The idea largely revolves around reorganizing and extending primary care teams to be designed around consumer needs and preferences. The HRI team identified seven different primary care markets/patient types including:
- Frail elderly - Those over 75 years old facing health issues related to falls or dementia and suffering generally poor health;
- Complex chronic - Those with one or more chronic diseases affecting multiple body systems and often requiring complicated disease management;
- Chronic disease - Those with problems affecting a single body system (hypertension, for example) and require uncomplicated disease management;
- Mental health - Those with mental health issues as their primary health issue;
- Healthy families - Households with healthy dependent children under the age of 18;
- Healthy adult enthusiasts - Those who value a regular physical, wellness/coaching services, and receive recommended screenings; and
- Healthy adult skeptics - Those who generally avoid interacting with the health system and are less likely to have health insurance than other consumer groups.

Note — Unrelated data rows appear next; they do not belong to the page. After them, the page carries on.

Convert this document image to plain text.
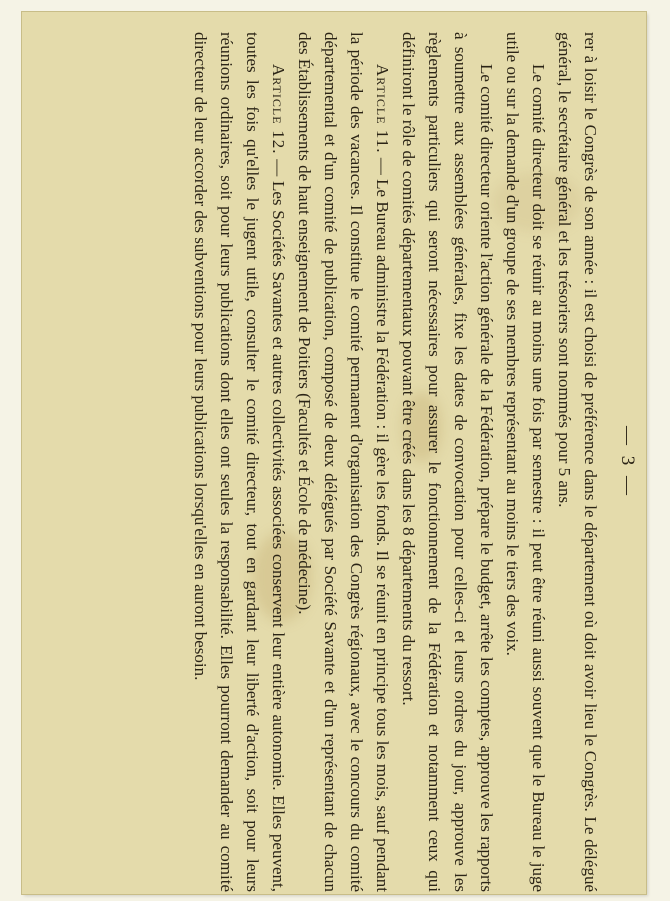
— 3 —

rer à loisir le Congrès de son année : il est choisi de préférence dans le département où doit avoir lieu le Congrès. Le délégué général, le secrétaire général et les trésoriers sont nommés pour 5 ans.

Le comité directeur doit se réunir au moins une fois par semestre : il peut être réuni aussi souvent que le Bureau le juge utile ou sur la demande d'un groupe de ses membres représentant au moins le tiers des voix.

Le comité directeur oriente l'action générale de la Fédération, prépare le budget, arrête les comptes, approuve les rapports à soumettre aux assemblées générales, fixe les dates de convocation pour celles-ci et leurs ordres du jour, approuve les règlements particuliers qui seront nécessaires pour assurer le fonctionnement de la Fédération et notamment ceux qui définiront le rôle de comités départementaux pouvant être créés dans les 8 départements du ressort.

Article 11. — Le Bureau administre la Fédération : il gère les fonds. Il se réunit en principe tous les mois, sauf pendant la période des vacances. Il constitue le comité permanent d'organisation des Congrès régionaux, avec le concours du comité départemental et d'un comité de publication, composé de deux délégués par Société Savante et d'un représentant de chacun des Établissements de haut enseignement de Poitiers (Facultés et École de médecine).

Article 12. — Les Sociétés Savantes et autres collectivités associées conservent leur entière autonomie. Elles peuvent, toutes les fois qu'elles le jugent utile, consulter le comité directeur, tout en gardant leur liberté d'action, soit pour leurs réunions ordinaires, soit pour leurs publications dont elles ont seules la responsabilité. Elles pourront demander au comité directeur de leur accorder des subventions pour leurs publications lorsqu'elles en auront besoin.
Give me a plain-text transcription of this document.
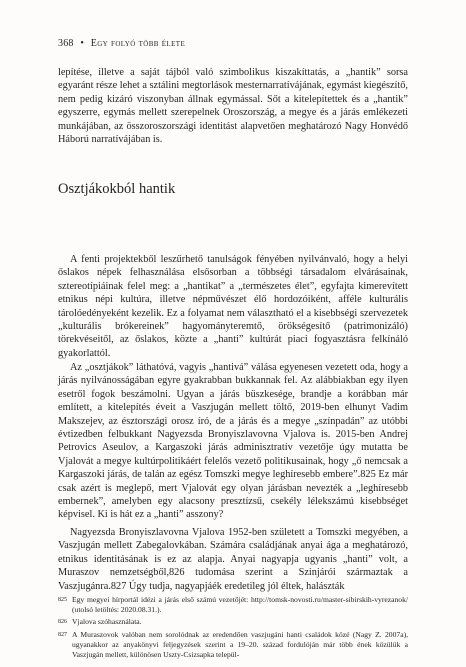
368 • Egy folyó több élete
lepítése, illetve a saját tájból való szimbolikus kiszakíttatás, a „hantik” sorsa egyaránt része lehet a sztálini megtorlások mesternarratívájának, egymást kiegészítő, nem pedig kizáró viszonyban állnak egymással. Sőt a kitelepítettek és a „hantik” egyszerre, egymás mellett szerepelnek Oroszország, a megye és a járás emlékezeti munkájában, az összoroszországi identitást alapvetően meghatározó Nagy Honvédő Háború narratívájában is.
Osztjákokból hantik
A fenti projektekből leszűrhető tanulságok fényében nyilvánvaló, hogy a helyi őslakos népek felhasználása elsősorban a többségi társadalom elvárásainak, sztereotípiáinak felel meg: a „hantikat” a „természetes élet”, egyfajta kimerevített etnikus népi kultúra, illetve népművészet élő hordozóiként, afféle kulturális tárolóedényeként kezelik. Ez a folyamat nem választható el a kisebbségi szervezetek „kulturális brókereinek” hagyományteremtő, örökségesítő (patrimonizáló) törekvéseitől, az őslakos, közte a „hanti” kultúrát piaci fogyasztásra felkínáló gyakorlattól.
Az „osztjákok” láthatóvá, vagyis „hantivá” válása egyenesen vezetett oda, hogy a járás nyilvánosságában egyre gyakrabban bukkannak fel. Az alábbiakban egy ilyen esetről fogok beszámolni. Ugyan a járás büszkesége, brandje a korábban már említett, a kitelepítés éveit a Vaszjugán mellett töltő, 2019-ben elhunyt Vadim Makszejev, az észtországi orosz író, de a járás és a megye „színpadán” az utóbbi évtizedben felbukkant Nagyezsda Bronyiszlavovna Vjalova is. 2015-ben Andrej Petrovics Aseulov, a Kargaszoki járás adminisztratív vezetője úgy mutatta be Vjalovát a megye kultúrpolitikáért felelős vezető politikusainak, hogy „ő nemcsak a Kargaszoki járás, de talán az egész Tomszki megye leghíresebb embere”.825 Ez már csak azért is meglepő, mert Vjalovát egy olyan járásban nevezték a „leghíresebb embernek”, amelyben egy alacsony presztízsű, csekély lélekszámú kisebbséget képvisel. Ki is hát ez a „hanti” asszony?
Nagyezsda Bronyiszlavovna Vjalova 1952-ben született a Tomszki megyében, a Vaszjugán mellett Zabegalovkában. Számára családjának anyai ága a meghatározó, etnikus identitásának is ez az alapja. Anyai nagyapja ugyanis „hanti” volt, a Muraszov nemzetségből,826 tudomása szerint a Szinjárói származtak a Vaszjugánra.827 Úgy tudja, nagyapjáék eredetileg jól éltek, halászták
825 Egy megyei hírportál idézi a járás első számú vezetőjét: http://tomsk-novosti.ru/master-sibirskih-vyrezanok/ (utolsó letöltés: 2020.08.31.).
826 Vjalova szóhasználata.
827 A Muraszovok valóban nem sorolódnak az eredendően vaszjugáni hanti családok közé (Nagy Z. 2007a), ugyanakkor az anyakönyvi feljegyzések szerint a 19–20. század fordulóján már több ének közülük a Vaszjugán mellett, különösen Uszty-Csizsapka települ-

"It's not one size fits all and healthcare providers need to be aware of that," Dr. Harlan Stock, health advisory manager at PwC told Healthcare Dive. "All of these different types of consumers are utilizing primary care but they are all doing it differently. Based on that, we can then reformulate how primary care is delivered."
While change is always hard, consider this: HRI found a primary care team designed around the needs of the complex chronic cohort could result in $1.2 million in savings based on a population of 10,000 patients. It should be noted the report was based on a survey of 1,500 U.S. providers in 2015 and 1,750 American consumers this summer.
HRI's model breaks out a primary care team by:
- Core care team which can include a PCP, geriatrician, nurse practitioner or physician assistant;
- Extended care team which can include a clinical pharmacist or nutritionist/dietitian; and
- Community connector team which can include a social worker or care navigator/coordinator.
"By reconfiguring the primary care team and extending the team out into the community, you're able to treat patients outside the walls of the traditional facility, the hospital," Stock said. "I think this model allows care providers the ability to differentiate themselves in the marketplace by offering extended care team members and community team members."
He noted not all patients seek and receive care in the same touchpoints of the care continuum. A patient population that skews toward complex chronics disease are going to be more likely to utilize primary care physicians over a population with a larger degree of individuals with mental health issues. The research found certain care team members such as nutritionists and mental health professionals are often under-utilized and more could be employed to deliver primary care. Providers that utilize these individuals could be better positioned to deliver care more ably and improve outcomes, Stock said.
"Different consumer markets will require different team rosters based on their whole health needs," the report stated. "Consumers’ interactions with the teams will be distributed more broadly for sicker populations and less broadly for healthier populations."
HRI purports such restructuring can help reduce stress among the care team by reducing administrative burden from care team members in addition to meeting patients in settings for their care needs. Capping the report off, HRI offers these tips for restructuring:
- Understand its consumers;
- Understand the impact and consequence of restructuring;
- Market dynamics should be a part of hte calculation; and
- Use data and analytics to design, deploy and deliver.